T. G. : « J'ai fait un voyage à travers toute la Transylvanie, très en amont de l'écriture du scénario, pour effectuer mes "repérages musicaux". J'ai découvert des sonorités extraordinaires qui m'ont totalement possédé ! Mais, dans le même temps, je ne voulais surtout pas d'une musique "ethnique" pour le film. Du coup, avec Delphine Mantoulet (qui avait aussi travaillé sur Exils) nous avons d'abord composé une partition originale, puis nous avons fait appel à 80 musiciens que j'avais rencontrés sur place pour les enregistrements. Par conséquent, au moment du tournage, je disposais déjà de la musique : c'est la première fois que je fonctionne ainsi, et je crois que ça m'a permis d'être plus concentré avec les comédiens et les techniciens. La musique irrigue tout le film. »

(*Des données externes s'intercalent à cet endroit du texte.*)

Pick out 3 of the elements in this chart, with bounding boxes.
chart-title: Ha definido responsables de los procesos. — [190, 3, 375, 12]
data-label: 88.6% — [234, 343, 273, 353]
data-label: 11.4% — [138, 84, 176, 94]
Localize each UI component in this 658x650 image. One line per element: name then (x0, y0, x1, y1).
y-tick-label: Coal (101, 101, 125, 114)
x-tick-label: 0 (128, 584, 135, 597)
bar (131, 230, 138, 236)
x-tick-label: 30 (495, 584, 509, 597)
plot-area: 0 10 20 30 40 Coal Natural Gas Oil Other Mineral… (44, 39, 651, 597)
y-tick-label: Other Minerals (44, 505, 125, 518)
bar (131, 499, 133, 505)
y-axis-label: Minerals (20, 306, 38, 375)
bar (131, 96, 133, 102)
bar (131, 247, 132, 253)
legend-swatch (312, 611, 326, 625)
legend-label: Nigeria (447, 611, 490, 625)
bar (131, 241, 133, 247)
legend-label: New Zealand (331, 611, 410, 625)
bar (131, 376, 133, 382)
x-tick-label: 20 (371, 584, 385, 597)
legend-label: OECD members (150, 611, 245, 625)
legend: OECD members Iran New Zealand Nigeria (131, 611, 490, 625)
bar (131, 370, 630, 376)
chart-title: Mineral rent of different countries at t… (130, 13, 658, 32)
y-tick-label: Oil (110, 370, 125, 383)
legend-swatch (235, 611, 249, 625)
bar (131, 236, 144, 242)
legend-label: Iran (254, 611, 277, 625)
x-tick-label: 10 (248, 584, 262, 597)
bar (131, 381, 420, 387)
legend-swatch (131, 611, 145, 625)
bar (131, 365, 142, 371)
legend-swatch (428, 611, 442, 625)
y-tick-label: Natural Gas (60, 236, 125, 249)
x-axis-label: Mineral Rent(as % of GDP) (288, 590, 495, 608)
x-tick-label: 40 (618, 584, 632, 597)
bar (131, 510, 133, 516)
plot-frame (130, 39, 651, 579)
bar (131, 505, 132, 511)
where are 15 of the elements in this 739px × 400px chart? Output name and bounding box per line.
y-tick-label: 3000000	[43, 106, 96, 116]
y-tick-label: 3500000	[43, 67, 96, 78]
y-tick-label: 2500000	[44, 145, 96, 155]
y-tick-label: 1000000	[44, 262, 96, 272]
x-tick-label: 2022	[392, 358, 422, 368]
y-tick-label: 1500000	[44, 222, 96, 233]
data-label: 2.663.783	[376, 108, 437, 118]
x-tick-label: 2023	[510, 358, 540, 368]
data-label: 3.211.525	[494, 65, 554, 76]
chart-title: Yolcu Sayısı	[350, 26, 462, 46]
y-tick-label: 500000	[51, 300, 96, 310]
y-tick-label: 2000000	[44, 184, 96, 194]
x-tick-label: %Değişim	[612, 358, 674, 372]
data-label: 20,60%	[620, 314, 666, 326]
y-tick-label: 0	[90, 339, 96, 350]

- : « Mais vous montrez aussi qu'elle peut être étouffante… »

T. G. : « La musique peut être démoniaque et vampirisante, comme une drogue. Elle devient alors douloureuse parce qu’elle obsède et habite les êtres. D'ailleurs, dans la plupart des cérémonies, les musiciens tziganes de Transylvanie vont jusqu'à la transe. »

- : « Le film est placé sous le signe de la danse et de la transe, déjà présentes dans Exils. »

T. G. : « C’est le cas de beaucoup de mes films… Dans Transylvania, la danse enveloppe toute la première partie, puis, dans la deuxième partie, c’est la transe qui prend le relais…Mais ce qui différencie la transe de la danse, c'est que la transe, elle, va jusqu'au bout. L'exorcisme relève du même phénomène : il faut aller au bout de soi pour oser sortir tout ce qu'on a au fond de son être. Zingarina en fait l'expérience pour exorciser son mal-être. Après cette expérience, elle reste un moment totalement déconnectée de la réalité jusqu'à ce que la vie la rattrape et reprenne enfin ses droits. »

- : « Comment avez-vous travaillé le cadre et la lumière ? »

T. G. : « C'est le troisième film que je fais avec la chef-opératrice Céline Bozon. Elle non plus n'a peur de rien ! Elle n'hésite pas à monter sur une échelle en portant une caméra Scope de 30 kilos pour tourner un plan ou à grimper sur les épaules d'un type gigantesque pour se hisser au-dessus de la foule… Quant aux éclairages, nous voulions des tons mystérieux, dans les rouille et les ocre. J'ai garanti à Céline qu'on tournerait l'essentiel du film à la tombée de la nuit, "entre chien et loup". C'est très difficile parce que c'est un moment qui ne dure qu'une vingtaine de minutes. Ces instants rares où le ciel est bleu et la terre sombre, sont, pour moi, habités par la lumière du mystère. »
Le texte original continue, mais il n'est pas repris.